NVIDIA’s Pascal-Based Mobile Quadro GPU Makes An Appearance At SIGGRAPH 2016

If you're into graphics technology, you've probably run out of rags at this point to wipe up your drool with. NVIDIA kicked things off by introducing Pascal with its bodacious GeForce GTX 1080 graphics card and it's only slightly less impressive sibling, the GeForce GTX 1070, followed by a new Titan X card. And over on the workstation side, there's the recently announced Quadro P6000, the most beastly of them all, and an unannounced mobile Quadro GPU based on Pascal.

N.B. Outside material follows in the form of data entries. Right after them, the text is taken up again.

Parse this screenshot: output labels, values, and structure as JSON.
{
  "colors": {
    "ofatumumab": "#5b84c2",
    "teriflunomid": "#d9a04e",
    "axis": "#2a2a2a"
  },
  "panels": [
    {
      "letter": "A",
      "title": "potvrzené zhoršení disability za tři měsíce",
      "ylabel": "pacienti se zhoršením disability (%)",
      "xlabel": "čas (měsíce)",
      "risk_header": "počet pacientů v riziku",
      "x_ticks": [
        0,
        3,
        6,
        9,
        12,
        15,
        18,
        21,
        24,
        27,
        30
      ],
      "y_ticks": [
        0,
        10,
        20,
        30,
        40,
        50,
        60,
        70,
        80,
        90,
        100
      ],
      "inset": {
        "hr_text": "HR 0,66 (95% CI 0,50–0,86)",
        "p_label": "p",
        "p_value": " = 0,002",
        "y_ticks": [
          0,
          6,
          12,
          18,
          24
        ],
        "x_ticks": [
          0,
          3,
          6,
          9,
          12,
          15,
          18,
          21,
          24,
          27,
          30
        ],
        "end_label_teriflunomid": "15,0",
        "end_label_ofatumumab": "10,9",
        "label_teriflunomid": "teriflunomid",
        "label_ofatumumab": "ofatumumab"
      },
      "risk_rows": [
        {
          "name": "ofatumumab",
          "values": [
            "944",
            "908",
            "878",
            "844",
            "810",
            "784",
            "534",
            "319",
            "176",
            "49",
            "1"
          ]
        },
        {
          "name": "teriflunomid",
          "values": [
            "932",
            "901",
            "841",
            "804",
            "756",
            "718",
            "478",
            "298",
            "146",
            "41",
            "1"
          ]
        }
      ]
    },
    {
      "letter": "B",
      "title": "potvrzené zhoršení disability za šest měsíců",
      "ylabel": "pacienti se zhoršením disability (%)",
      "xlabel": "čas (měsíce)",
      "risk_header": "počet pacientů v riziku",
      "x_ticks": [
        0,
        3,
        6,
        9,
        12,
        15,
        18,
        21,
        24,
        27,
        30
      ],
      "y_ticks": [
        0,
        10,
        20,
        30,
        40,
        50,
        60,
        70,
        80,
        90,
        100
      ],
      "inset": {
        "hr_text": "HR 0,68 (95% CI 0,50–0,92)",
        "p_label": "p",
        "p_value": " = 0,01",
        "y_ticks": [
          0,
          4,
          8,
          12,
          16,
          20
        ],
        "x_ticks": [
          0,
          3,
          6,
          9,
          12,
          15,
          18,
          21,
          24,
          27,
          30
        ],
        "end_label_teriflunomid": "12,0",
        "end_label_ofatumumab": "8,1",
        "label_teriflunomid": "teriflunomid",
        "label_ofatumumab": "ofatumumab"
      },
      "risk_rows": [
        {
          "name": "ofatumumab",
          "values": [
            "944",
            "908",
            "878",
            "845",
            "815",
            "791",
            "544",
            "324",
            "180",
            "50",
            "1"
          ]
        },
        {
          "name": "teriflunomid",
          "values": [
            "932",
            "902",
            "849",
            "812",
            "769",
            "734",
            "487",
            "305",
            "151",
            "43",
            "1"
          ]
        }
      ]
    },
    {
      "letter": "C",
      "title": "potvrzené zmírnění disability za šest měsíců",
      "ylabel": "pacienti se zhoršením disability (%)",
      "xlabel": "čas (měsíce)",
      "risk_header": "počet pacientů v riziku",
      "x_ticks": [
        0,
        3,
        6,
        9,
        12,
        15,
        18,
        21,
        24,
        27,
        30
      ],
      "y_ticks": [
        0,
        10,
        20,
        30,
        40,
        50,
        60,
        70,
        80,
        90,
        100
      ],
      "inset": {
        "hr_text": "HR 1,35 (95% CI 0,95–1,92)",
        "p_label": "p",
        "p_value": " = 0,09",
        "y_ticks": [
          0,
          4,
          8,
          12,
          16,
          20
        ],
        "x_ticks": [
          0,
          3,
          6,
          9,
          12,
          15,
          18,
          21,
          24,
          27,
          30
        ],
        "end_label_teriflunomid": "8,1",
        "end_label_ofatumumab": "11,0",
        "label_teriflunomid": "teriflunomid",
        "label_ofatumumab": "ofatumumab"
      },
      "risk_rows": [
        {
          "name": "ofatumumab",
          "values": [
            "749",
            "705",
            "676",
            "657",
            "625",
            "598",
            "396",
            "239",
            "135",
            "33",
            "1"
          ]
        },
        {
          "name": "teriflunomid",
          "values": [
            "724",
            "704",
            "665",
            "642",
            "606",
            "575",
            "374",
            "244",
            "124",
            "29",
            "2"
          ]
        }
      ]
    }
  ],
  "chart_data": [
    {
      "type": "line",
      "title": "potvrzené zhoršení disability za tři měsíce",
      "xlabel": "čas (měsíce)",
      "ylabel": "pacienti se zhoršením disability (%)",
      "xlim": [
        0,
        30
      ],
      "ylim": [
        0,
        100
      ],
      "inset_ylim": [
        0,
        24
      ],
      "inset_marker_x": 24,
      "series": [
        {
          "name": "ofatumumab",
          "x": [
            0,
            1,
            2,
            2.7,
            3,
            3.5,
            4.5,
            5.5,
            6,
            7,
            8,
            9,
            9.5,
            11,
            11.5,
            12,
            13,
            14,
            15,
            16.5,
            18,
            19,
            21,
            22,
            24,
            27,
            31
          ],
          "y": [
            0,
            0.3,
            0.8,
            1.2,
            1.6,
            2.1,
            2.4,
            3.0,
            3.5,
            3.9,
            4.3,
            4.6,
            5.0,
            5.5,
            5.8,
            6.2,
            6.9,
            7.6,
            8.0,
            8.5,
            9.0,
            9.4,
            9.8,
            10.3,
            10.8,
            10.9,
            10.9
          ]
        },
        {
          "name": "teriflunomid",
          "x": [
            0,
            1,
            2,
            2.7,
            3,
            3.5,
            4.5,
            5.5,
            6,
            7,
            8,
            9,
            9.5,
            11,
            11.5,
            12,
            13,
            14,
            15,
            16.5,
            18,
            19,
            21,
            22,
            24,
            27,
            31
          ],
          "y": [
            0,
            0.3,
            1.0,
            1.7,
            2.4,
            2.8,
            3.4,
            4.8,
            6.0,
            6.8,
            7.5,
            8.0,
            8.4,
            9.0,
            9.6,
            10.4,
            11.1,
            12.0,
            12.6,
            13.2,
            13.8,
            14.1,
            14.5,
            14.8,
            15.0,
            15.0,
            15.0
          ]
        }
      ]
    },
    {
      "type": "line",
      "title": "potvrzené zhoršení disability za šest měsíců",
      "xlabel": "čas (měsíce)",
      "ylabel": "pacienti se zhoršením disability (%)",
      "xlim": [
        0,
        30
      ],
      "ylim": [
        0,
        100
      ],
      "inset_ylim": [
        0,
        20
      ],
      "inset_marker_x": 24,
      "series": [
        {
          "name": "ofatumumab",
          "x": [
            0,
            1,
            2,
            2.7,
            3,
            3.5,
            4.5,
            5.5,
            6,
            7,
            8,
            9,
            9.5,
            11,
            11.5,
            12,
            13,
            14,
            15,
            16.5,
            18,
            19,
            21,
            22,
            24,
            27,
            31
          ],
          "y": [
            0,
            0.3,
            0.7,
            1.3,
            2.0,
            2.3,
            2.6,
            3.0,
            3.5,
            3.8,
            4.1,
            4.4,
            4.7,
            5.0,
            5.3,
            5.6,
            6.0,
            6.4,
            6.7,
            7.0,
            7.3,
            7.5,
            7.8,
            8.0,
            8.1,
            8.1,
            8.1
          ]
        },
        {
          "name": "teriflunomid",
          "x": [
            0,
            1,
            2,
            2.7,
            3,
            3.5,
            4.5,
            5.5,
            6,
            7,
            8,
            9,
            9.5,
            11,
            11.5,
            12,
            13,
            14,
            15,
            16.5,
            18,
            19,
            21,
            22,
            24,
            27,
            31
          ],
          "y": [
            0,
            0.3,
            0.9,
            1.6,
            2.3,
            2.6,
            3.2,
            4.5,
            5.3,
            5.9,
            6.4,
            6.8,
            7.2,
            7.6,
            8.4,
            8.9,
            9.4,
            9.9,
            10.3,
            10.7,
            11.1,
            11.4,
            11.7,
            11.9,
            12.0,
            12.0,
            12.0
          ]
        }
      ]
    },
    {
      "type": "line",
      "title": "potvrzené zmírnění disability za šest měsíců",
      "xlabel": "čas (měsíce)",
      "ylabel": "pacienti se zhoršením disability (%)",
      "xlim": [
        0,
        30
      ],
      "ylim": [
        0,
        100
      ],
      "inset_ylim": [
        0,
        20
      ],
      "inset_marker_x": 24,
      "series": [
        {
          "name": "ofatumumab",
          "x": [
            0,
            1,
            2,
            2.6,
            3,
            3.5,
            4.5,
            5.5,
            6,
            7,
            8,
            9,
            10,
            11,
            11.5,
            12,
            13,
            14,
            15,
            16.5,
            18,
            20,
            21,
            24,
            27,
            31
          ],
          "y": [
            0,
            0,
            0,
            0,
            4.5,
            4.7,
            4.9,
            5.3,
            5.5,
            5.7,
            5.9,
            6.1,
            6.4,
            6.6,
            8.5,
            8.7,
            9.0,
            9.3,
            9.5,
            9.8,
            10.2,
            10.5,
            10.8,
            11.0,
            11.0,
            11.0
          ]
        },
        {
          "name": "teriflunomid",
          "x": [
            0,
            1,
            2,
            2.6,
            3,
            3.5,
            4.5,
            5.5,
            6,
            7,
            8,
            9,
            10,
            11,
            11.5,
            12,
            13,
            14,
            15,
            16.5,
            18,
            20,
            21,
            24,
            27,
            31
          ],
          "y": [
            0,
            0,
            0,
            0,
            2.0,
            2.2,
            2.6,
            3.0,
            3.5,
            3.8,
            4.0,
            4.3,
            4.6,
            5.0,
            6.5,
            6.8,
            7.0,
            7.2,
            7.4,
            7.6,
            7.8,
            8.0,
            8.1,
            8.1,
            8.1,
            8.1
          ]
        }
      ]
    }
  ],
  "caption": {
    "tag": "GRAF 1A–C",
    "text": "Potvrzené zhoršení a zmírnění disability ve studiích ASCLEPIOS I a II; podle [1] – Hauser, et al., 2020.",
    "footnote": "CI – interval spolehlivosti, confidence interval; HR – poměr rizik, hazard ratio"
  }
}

While wandering the expo floor at SIGGRAPH 2016, the folks at Fudzilla came across laptop on a table connected to an external display. It turns out that inside that laptop is a mobile Quadro GPU sporting NVIDiA's Pascal architecture for portable workstations. Unfortunately NVIDIA isn't talking about its unreleased mobile Quadro part just yet, but apparently it's pretty snazzy.

NVIDIA Quadro

"The demo that was on the showcase is quite good looking, and with a realistic demo, and a person can change her or his viewpoint," Fudzilla notes.

When you move your viewpoint, the mobile Quadro GPU re-renders the pixels and shading so that the lighting and overall setting remains accurate. We've haven't seen this setup ourselves, but given what we know about and have seen from Pascal so far, a mobile Quadro part based on NVIDIA's latest GPU architecture is certainly exciting.

As a point of reference, NVIDIA's current flagship mobile Quadro part is the M5500. Based on its previous generation Maxwell architecture, the Quadro M5500 sports 2,048 CUDA cores and 8GB of GDDR5 memory on a 256-bit bus for 211GB/s of memory bandwidth, and has a 150W TDP.